O noticiário não nos dá descanso. É Bolsa caindo, são os “Fed boys” falando do aumento de juros americanos, a ômicron revivendo os pesadelos dos últimos dois anos… Uma sinfonia de desastre para a Bolsa.
Neste momento, seu foco nas manchetes, enquanto investidor, tende a ser inversamente proporcional à qualidade do seu sono.
Do nosso lado, enquanto analistas, nos interessa a evolução dos fundamentos das empresas. Porque a Bolsa nem sempre sobe e, quando ela inevitavelmente cai, forma-se uma miríade de oportunidades de compra nas empresas de bons fundamentos. Isso é praticamente um Jardim do Éden para o analista focado nos fundamentos.
As cíclicas domésticas, como é o caso das empresas brasileiras de varejo discricionário, foram particularmente machucadas nesse bear market. Isso é natural; as cíclicas tendem a refletir o movimento da Bolsa com mais intensidade. Se a economia vai bem, elas são mais beneficiadas; se vai mal, mais penalizadas.
O fato é que estamos em uma zona compradora para essa categoria. Em algum momento, a Bolsa vai subir e, quando isso acontecer, essas empresas tendem a subir mais.
Não estou dizendo para comprar todas as cíclicas domésticas. Como sempre foi o caso na gestão de carteiras, a seletividade é crucial para a performance.
No meu primeiro Day One, tergiversei sobre a possibilidade do surgimento de um grande conglomerado de moda brasileiro, como já vimos acontecer na Europa. Nomes como LVMH, Kering e Hermés nos mostram a possibilidade de construir um grupo recheado de marcas fortes do varejo de moda.
À época da minha primeira carta, a Hering estava sendo disputada por companhias do setor.
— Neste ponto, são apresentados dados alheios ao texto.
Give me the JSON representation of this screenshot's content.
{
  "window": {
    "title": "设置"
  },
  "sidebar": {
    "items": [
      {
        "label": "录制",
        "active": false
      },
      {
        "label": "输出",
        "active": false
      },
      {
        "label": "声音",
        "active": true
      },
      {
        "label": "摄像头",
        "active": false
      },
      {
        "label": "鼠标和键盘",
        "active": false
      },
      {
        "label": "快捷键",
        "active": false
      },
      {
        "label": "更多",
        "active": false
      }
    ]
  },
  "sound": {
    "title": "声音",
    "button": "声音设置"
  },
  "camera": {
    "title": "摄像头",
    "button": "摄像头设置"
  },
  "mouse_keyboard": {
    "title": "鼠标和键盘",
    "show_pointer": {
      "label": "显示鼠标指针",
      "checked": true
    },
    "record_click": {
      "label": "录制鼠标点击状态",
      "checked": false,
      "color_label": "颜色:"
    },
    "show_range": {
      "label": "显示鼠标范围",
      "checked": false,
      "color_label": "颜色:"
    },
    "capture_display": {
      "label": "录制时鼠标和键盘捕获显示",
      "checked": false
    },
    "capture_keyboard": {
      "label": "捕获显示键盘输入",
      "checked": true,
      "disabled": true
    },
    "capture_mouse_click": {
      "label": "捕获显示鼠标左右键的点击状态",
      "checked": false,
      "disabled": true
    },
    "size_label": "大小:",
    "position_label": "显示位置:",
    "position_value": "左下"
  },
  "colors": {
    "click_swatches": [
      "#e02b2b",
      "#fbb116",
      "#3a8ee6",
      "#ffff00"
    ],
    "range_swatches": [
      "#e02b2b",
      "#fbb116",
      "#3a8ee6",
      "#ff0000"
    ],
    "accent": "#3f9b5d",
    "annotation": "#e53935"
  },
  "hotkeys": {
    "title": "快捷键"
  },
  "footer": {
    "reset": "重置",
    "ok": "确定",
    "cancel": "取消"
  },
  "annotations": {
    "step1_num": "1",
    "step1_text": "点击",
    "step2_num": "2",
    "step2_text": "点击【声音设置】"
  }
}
Acabou que a Arezzo &Co, a primeira ofertante, não teve sucesso na sua tentativa de compra, e quem levou a marca das camisetas básicas foi de fato o Grupo Soma.
Para a Arezzo, foi uma derrota temporária, porque um tempo depois a companhia comprou a Carol Bassi, uma marca de vestuário feminino voltada para as classes A e B, cujas peças têm um preço médio de R$ 1.600. O desfecho parece até mais favorável para a compradora, que tem um posicionamento de luxo, enquanto a Hering está mais aderente à classe B-.
Não é que um conglomerado de moda, então, parece estar se formando? A Arezzo &Co permanece focada na sua estratégia de “house of brands”, ou casa de marcas, e o caminho parece promissor.
Esse é um dos vários exemplos que encontramos na Bolsa brasileira de preço caindo e fundamento melhorando. Uma oportunidade de compra quase óbvia. O leitor deve ficar atento, contudo, às companhias cujo preço está caindo, mas cujos fundamentos estão piorando. Um dos princípios do Peter Lynch é “nunca apostar em uma reviravolta enquanto uma marcha fúnebre está sendo tocada”. A grande maioria dos papéis brasileiros está barata — alguns, entretanto, merecidamente.
Afora o necessário mergulho na dinâmica de negócios de cada empresa, algumas pistas podem nos apontar para as ações que nos oferecem uma oportunidade de compra de fato interessante.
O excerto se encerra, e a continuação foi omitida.